Roving Periscope: Ukraine relents, ready for Russia ceasefire if NATO…
Virendra Pandit
New Delhi: Unsure of how long the West would continue to support Ukraine—particularly after Donald Trump’s upcoming inauguration as the 47th US President on January 20, 2025— Kyiv has relented and said it is open to a ceasefire with Moscow if NATO protects the remaining areas of the war-torn country unoccupied so far by Russia.
Earlier, Ukraine had insisted that it would agree to a ceasefire only after Russia vacated the Ukrainian territory it occupied after the invasion in 2022.
The outgoing US President Joe Biden, who is trying for a similar ceasefire in the Middle East before leaving the White House in January, may now have persuaded Kyiv to seek a truce with Moscow.
Recently, he stepped up support to Ukraine and allowed Kyiv to use US weapons deeper into Russia, but it failed to cut much ice and may have forced Ukraine to seek peace.
The fresh moves are intended to strengthen Zelenskyy’s hand in cease-fire talks, which US President Donald Trump is expected to pursue with Russia.
Trump’s well-known statement that he would end the Russia-Ukraine war “in 24 hours,” and the Americans’ rising concerns that their tax money was going to waste in fighting the unnecessary war in Ukraine, has put Kyiv under tremendous pressure to seek an honorable exit.
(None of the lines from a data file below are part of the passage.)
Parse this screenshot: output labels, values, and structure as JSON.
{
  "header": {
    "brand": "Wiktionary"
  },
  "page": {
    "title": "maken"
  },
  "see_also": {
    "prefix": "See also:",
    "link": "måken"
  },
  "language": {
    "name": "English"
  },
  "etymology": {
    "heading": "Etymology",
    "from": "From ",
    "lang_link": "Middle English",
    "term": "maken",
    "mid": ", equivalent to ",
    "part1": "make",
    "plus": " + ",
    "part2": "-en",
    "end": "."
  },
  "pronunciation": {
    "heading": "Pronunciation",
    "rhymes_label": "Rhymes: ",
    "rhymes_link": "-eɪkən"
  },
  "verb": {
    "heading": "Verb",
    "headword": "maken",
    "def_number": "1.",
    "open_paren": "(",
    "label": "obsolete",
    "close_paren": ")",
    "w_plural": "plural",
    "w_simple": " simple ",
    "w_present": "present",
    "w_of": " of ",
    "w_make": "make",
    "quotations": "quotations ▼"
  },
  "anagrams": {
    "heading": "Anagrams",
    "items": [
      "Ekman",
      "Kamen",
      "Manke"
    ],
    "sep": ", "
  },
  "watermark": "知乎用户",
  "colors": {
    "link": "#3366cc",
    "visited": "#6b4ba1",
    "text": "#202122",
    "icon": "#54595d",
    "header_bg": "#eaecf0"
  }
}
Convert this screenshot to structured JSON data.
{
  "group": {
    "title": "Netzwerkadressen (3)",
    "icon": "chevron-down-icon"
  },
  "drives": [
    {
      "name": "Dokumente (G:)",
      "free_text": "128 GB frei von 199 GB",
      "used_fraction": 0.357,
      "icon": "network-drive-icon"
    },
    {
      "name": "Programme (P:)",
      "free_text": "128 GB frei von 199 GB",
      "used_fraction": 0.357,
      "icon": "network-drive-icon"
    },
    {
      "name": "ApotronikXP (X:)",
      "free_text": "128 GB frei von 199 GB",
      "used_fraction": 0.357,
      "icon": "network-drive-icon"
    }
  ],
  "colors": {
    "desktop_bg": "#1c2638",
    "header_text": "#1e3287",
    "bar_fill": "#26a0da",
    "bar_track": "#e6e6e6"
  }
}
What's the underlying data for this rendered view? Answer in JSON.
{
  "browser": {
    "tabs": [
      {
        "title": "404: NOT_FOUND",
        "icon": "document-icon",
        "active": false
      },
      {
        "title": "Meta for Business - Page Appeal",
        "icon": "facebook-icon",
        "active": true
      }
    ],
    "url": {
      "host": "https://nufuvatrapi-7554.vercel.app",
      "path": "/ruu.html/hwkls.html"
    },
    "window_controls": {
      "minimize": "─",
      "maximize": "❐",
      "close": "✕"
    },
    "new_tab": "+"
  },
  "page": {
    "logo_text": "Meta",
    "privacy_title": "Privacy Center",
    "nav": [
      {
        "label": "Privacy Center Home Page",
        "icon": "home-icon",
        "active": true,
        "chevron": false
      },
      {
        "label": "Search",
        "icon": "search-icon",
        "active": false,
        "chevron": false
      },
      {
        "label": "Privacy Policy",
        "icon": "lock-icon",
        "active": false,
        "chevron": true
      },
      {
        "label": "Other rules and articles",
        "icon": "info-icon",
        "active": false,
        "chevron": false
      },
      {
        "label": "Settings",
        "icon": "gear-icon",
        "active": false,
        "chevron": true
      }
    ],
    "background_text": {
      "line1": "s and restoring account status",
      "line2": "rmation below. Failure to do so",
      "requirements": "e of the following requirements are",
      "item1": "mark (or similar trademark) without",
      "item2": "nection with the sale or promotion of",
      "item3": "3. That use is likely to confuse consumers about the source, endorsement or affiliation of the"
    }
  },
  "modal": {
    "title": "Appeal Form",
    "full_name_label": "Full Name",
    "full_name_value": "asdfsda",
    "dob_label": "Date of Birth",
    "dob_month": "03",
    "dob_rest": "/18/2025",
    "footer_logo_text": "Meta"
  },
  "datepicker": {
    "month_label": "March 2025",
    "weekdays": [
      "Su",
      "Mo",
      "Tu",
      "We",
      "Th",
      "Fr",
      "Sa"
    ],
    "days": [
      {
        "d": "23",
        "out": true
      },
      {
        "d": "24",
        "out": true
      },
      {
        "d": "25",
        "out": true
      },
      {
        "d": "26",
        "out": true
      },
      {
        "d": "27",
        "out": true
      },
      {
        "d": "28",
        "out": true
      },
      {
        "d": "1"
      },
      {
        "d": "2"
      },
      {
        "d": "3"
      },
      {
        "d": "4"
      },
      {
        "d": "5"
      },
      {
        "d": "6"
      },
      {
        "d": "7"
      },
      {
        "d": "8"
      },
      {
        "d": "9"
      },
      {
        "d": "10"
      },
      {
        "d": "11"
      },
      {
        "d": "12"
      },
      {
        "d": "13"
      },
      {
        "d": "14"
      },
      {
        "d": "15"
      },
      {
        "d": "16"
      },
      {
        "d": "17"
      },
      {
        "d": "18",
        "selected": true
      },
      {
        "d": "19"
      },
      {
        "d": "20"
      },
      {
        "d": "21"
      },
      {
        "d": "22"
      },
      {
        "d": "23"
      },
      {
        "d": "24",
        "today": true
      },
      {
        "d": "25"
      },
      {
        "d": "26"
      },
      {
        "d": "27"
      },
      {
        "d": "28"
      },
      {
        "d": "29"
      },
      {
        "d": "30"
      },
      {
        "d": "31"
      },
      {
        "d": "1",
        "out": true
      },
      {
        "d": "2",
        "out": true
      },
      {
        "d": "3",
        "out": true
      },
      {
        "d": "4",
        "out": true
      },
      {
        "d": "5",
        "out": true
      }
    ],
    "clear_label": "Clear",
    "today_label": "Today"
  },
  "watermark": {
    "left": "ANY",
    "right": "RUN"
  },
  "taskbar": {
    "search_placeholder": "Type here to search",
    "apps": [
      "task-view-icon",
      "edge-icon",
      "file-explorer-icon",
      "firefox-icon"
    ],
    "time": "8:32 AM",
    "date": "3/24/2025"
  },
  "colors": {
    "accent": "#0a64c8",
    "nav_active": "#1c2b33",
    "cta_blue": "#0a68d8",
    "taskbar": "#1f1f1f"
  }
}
Ukrainian President Volodomyr Zelenskyy’s comments came in an interview with Sky News broadcast on Friday when asked about a scenario where NATO security guarantees covered only the territory that Kyiv controls now.
The nearly three-year-long war, which began with the Russian invasion of Ukraine on February 24, 2022, is heading for a turning point next year as Russian troops make steady advances from the east, the reports said.
President Zelenskyy suggested he would accept a ceasefire with Russia that left parts of his country occupied in return for NATO security guarantees over the rest, the strongest signal yet that the Ukrainian leader is open to ending the war without regaining all territory.
“If we want to stop the hot stage of war, we should take under the NATO umbrella the territory of Ukraine that we have under our control. That’s what we need to do fast,” Zelenskyy said, according to a translation by Sky News. “And then Ukraine can get back the other part of its territory diplomatically.
No country has made such a proposal to Ukraine, and it would be difficult to establish NATO protection for only part of a country. Members of NATO have resisted Ukraine’s aspirations to join the Western military alliance anytime soon because its provision for mutual defense would require them to send in their forces to repel any future attacks, presumably from Russia—which they want to avoid at all costs.
The Democrats-run US and Ukraine have long insisted that Russia not be able to keep forces in the country, a stance that’s harder to achieve in the short-term.